DAGGETT & ELY (engravers)/ HUNTINGTON, E. (publisher)  [Hartford: 1837]  Map Of Connecticut from actual Survey…1837. 18 ¼ x 21 ¾ inches.  Engraved map with vibrant, original hand color; excellent condition.

Rare. The first known, printed map on which the town of Westport and its boundary lines appear.  The town was incorporated on May 28th, 1835 out of parts of neighboring Norwalk, Fairfield and Weston.  One can tell that the place name “Westport” on the map was then recently added to the printing plate by the way it crosses through the place name “Greens Farms.” The map shows a smaller Westport than it is today with its eastern boundary with Fairfield  west of its present location.

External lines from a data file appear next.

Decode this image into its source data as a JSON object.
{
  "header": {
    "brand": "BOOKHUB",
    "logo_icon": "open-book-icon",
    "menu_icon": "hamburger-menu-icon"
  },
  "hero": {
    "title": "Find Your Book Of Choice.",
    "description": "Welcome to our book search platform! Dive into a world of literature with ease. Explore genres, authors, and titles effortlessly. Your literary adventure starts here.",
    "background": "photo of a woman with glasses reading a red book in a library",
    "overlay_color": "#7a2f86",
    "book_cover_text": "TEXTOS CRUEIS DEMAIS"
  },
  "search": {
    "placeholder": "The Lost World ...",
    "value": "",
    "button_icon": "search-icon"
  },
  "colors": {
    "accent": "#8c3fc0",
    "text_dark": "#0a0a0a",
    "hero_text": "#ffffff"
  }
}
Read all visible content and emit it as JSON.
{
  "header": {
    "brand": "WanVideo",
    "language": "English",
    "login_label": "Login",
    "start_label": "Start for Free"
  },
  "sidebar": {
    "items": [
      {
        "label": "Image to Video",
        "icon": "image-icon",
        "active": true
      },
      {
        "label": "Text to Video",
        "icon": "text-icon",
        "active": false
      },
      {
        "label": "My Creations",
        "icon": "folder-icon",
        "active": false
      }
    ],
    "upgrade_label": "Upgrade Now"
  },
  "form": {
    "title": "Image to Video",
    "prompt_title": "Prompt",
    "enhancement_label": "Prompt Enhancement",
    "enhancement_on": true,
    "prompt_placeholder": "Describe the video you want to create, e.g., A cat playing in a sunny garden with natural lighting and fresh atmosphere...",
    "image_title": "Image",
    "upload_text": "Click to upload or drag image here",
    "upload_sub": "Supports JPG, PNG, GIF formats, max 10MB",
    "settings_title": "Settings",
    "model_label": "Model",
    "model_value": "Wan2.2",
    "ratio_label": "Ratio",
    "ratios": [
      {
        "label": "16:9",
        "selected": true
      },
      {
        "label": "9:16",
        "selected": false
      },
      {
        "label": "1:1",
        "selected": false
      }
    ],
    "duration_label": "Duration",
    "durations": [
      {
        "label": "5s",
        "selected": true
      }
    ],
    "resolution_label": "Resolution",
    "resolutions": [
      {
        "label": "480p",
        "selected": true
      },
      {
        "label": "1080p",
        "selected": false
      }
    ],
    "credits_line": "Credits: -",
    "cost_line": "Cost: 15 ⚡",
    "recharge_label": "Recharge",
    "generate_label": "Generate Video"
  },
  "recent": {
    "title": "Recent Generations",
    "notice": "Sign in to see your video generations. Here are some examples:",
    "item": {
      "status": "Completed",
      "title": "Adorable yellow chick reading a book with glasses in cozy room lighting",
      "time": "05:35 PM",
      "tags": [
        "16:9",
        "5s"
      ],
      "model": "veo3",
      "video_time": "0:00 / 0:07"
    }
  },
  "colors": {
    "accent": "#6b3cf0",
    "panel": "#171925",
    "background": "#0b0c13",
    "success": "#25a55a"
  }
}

The also map reflects a crucial transitional period in the state’s transportation history. The late 1830’s saw the at first gradual then rapid transition from canal to railroad transport.  Highlighting the importance at the time of the former is the profile diagram on the map at right of the Farmington Canal, complete with locks and elevations, that ran from New Haven to the Massachusetts border.  However, the future can also be glimpsed on the map, as it was the first map of the state on which a any rail line is shown—the Hartford & New Haven.  Although incorporated in 1833, its trains didn’t begin running until 1838.  The map also shows the state’s primary roads, both turnpikes and “common” roads.  Beneath the map are town plans of New Haven and Boston.  Notable locations throughout the state are shown, including Devil’s Den in Weston. 

The map’s publication history is a model of Yankee frugality.  It had a very long publication life from 1827 to 1858, with no fewer than five publishers owning the printing plate at various times, producing numerous editions, most of which with updated details.  This 1837 edition, published by Huntington in Hartford, is rare.